Users are urged to update their systems immediately

Oct 15, 2015 02:07 GMT  ·  By

The Debian developers have announced that new kernel updates are now available for their Debian GNU/Linux 7.9 (Wheezy), Debian GNU/Linux 8.2 (Jessie), and Debian GNU/Linux Unstable (Sid) operating systems.

There are four critical kernel vulnerabilities (CVE-2015-2925, CVE-2015-5257, CVE-2015-5283, and CVE-2015-7613) that have been addressed in this update. The new kernel packages are 4.2.3-1 for Sid, 3.16.7-ckt11-1+deb8u5 for Jessie, and 3.2.68-1+deb7u5 for Wheezy.

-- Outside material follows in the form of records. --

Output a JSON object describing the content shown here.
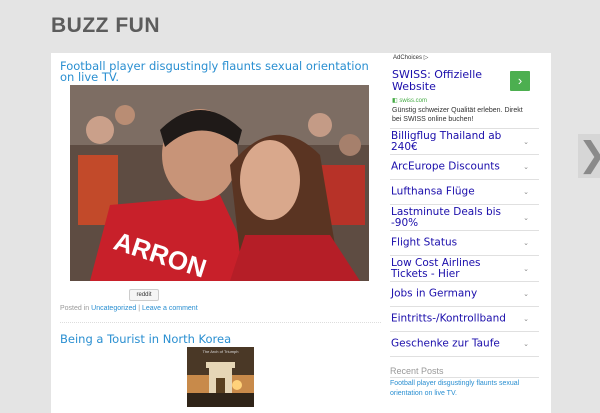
{
  "site": {
    "title": "BUZZ FUN"
  },
  "posts": [
    {
      "title": "Football player disgustingly flaunts sexual orientation on live TV.",
      "reddit_label": "reddit",
      "meta_prefix": "Posted in ",
      "category": "Uncategorized",
      "meta_sep": " | ",
      "comment_link": "Leave a comment"
    },
    {
      "title": "Being a Tourist in North Korea",
      "thumb_caption": "The Arch of Triumph"
    }
  ],
  "ad": {
    "adchoices": "AdChoices",
    "headline": "SWISS: Offizielle Website",
    "url": "swiss.com",
    "description": "Günstig schweizer Qualität erleben. Direkt bei SWISS online buchen!",
    "arrow": "›",
    "links": [
      "Billigflug Thailand ab 240€",
      "ArcEurope Discounts",
      "Lufthansa Flüge",
      "Lastminute Deals bis -90%",
      "Flight Status",
      "Low Cost Airlines Tickets - Hier",
      "Jobs in Germany",
      "Eintritts-/Kontrollband",
      "Geschenke zur Taufe"
    ]
  },
  "sidebar": {
    "recent_heading": "Recent Posts",
    "recent_items": [
      "Football player disgustingly flaunts sexual orientation on live TV."
    ]
  },
  "nav": {
    "next_glyph": "❯"
  },
  "colors": {
    "link": "#2a8fd1",
    "ad_link": "#1a0dab",
    "ad_button": "#4caf50",
    "background": "#e4e4e4"
  }
}
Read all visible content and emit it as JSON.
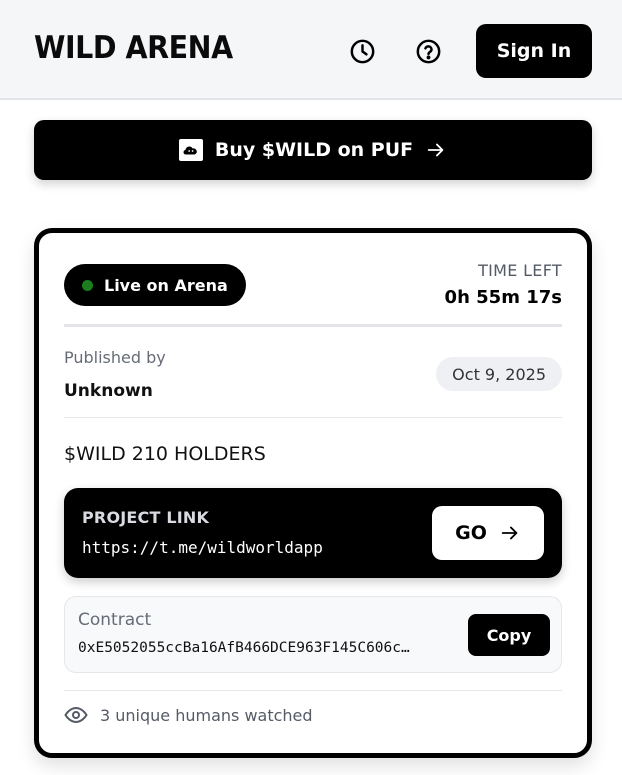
{
  "header": {
    "title": "WILD ARENA",
    "history_icon": "clock-icon",
    "help_icon": "question-circle-icon",
    "signin_label": "Sign In"
  },
  "banner": {
    "logo_icon": "puf-logo-icon",
    "label": "Buy $WILD on PUF",
    "arrow_icon": "arrow-right-icon"
  },
  "card": {
    "status": {
      "label": "Live on Arena",
      "dot_color": "#1c7d1f"
    },
    "time_left": {
      "label": "TIME LEFT",
      "value": "0h 55m 17s"
    },
    "published": {
      "label": "Published by",
      "publisher": "Unknown",
      "date": "Oct 9, 2025"
    },
    "holders": "$WILD 210 HOLDERS",
    "project": {
      "label": "PROJECT LINK",
      "url": "https://t.me/wildworldapp",
      "go_label": "GO"
    },
    "contract": {
      "label": "Contract",
      "address": "0xE5052055ccBa16AfB466DCE963F145C606c…",
      "copy_label": "Copy"
    },
    "watchers": {
      "icon": "eye-icon",
      "text": "3 unique humans watched"
    }
  },
  "colors": {
    "accent": "#000000",
    "header_bg": "#f5f6f8",
    "live": "#1c7d1f"
  }
}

All the Debian GNU/Linux operating systems that are part of the branches mentioned above are vulnerable, which means that users are urged to update their Debian-based machines as soon as possible using the built-in package management utilities.

"Several vulnerabilities have been discovered in the Linux kernel that may lead to a privilege escalation, denial of service, unauthorised information disclosure or unauthorised information modification," said the Debian developers in the DSA-3372-1 security advisory.

What has been fixed

The first security flaw was discovered by Jann Horn in the Linux kernel packages of Debian GNU/Linux 7 Wheezy. It could allow a privileged user with write permissions to access the entire file system when a subdirectory of the respective file system was bind-mounted into a mount namespace or chroot. This is fixed for Debian GNU/Linux 8 Jessie systems.

The second kernel vulnerability was discovered by Moein Ghasemzadeh from the Istuary Innovation Labs in the Linux kernel's USB drivers, as an attacker could use a USB device to crash the system by causing a DoS (Denial of Service) attack by imitating a Whiteheat USB serial device.

The third one was discovered by Marcelo Ricardo Leitner in Debian GNU/Linux 8 Jessie's Linux kernel SCTP support, which could allow an attacker to crash the system by causing a denial of service by creating multiple SCTP sockets.

Lastly, the fourth kernel vulnerability was discovered by Dmitry Vyukov in Linux kernel's System V IPC implementation, which could allow a local user to gain root access, cause a denial of service, as well as to access or modify unauthorized information. This was possible because the System V IPC objects were made accessible before the initialization of the ownership and several other attributes.